Hingga akhirnya, di sebuah acara aku bisa mendengar suaramu, hingga mengantarkanku untuk bisa berkenalan. Ketika itu, degup jantungku seolah tak bisa kukendalikan. Saat aku berada di dekatmu, aku selalu merasa ada daun dan bunga-bunga yang berguguran di sekitar. Sehingga semua menambah kesan romantis dalam imajinasiku.

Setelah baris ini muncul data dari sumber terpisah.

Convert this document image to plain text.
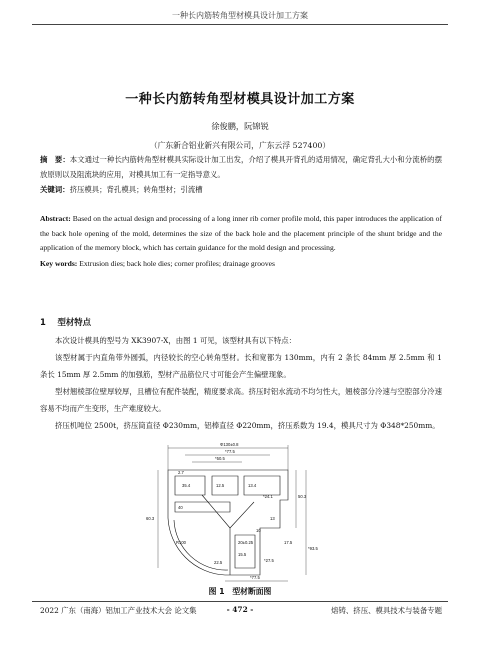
一种长内筋转角型材模具设计加工方案
一种长内筋转角型材模具设计加工方案
徐俊鹏，阮锦锐
（广东新合铝业新兴有限公司，广东云浮 527400）
摘　要：本文通过一种长内筋转角型材模具实际设计加工出发，介绍了模具开背孔的适用情况，确定背孔大小和分流桥的摆放原则以及阻流块的应用，对模具加工有一定指导意义。
关键词：挤压模具；背孔模具；转角型材；引流槽
Abstract: Based on the actual design and processing of a long inner rib corner profile mold, this paper introduces the application of the back hole opening of the mold, determines the size of the back hole and the placement principle of the shunt bridge and the application of the memory block, which has certain guidance for the mold design and processing.
Key words: Extrusion dies; back hole dies; corner profiles; drainage grooves
1 型材特点
本次设计模具的型号为 XK3907-X，由图 1 可见，该型材具有以下特点：
该型材属于内直角带外圆弧，内径较长的空心转角型材。长和宽都为 130mm，内有 2 条长 84mm 厚 2.5mm 和 1 条长 15mm 厚 2.5mm 的加强筋，型材产品筋位尺寸可能会产生偏壁现象。
型材翘棱部位壁厚较厚，且槽位有配件装配，精度要求高。挤压时铝水流动不均匀性大，翘棱部分冷速与空腔部分冷速容易不均而产生变形，生产难度较大。
挤压机吨位 2500t，挤压筒直径 Φ230mm，铝棒直径 Φ220mm，挤压系数为 19.4，模具尺寸为 Φ348*250mm。
Φ130±0.8
*77.5
*50.5
2.7
35.4	12.5	13.4
*24.1	50.3
40
60.3	13
10
20±0.25
15.5
17.5
*93.5
*27.5
R100
22.5
*77.5
图 1　型材断面图
2022 广东（南海）铝加工产业技术大会 论文集	- 472 -	熔铸、挤压、模具技术与装备专题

Namun apalah daya, di suatu siang aku pun tau, mata yang kuharapkan mengarah padaku, ternyata kau tujukan untuk orang lain. Aku seperti angin lalu yang berhembus tanpa pernah sekalipun kau sadari keberadaannya. Aku yang mencintaimu hanya seperti pungguk yang merindukan bulan. Pungguk yang tidak pernah mengukur diri, bahwa rembulan terlalu tinggi dan terlalu jauh untuk digapai. Lalu, apa yang harus kulakukan untuk mengatasi ini semua?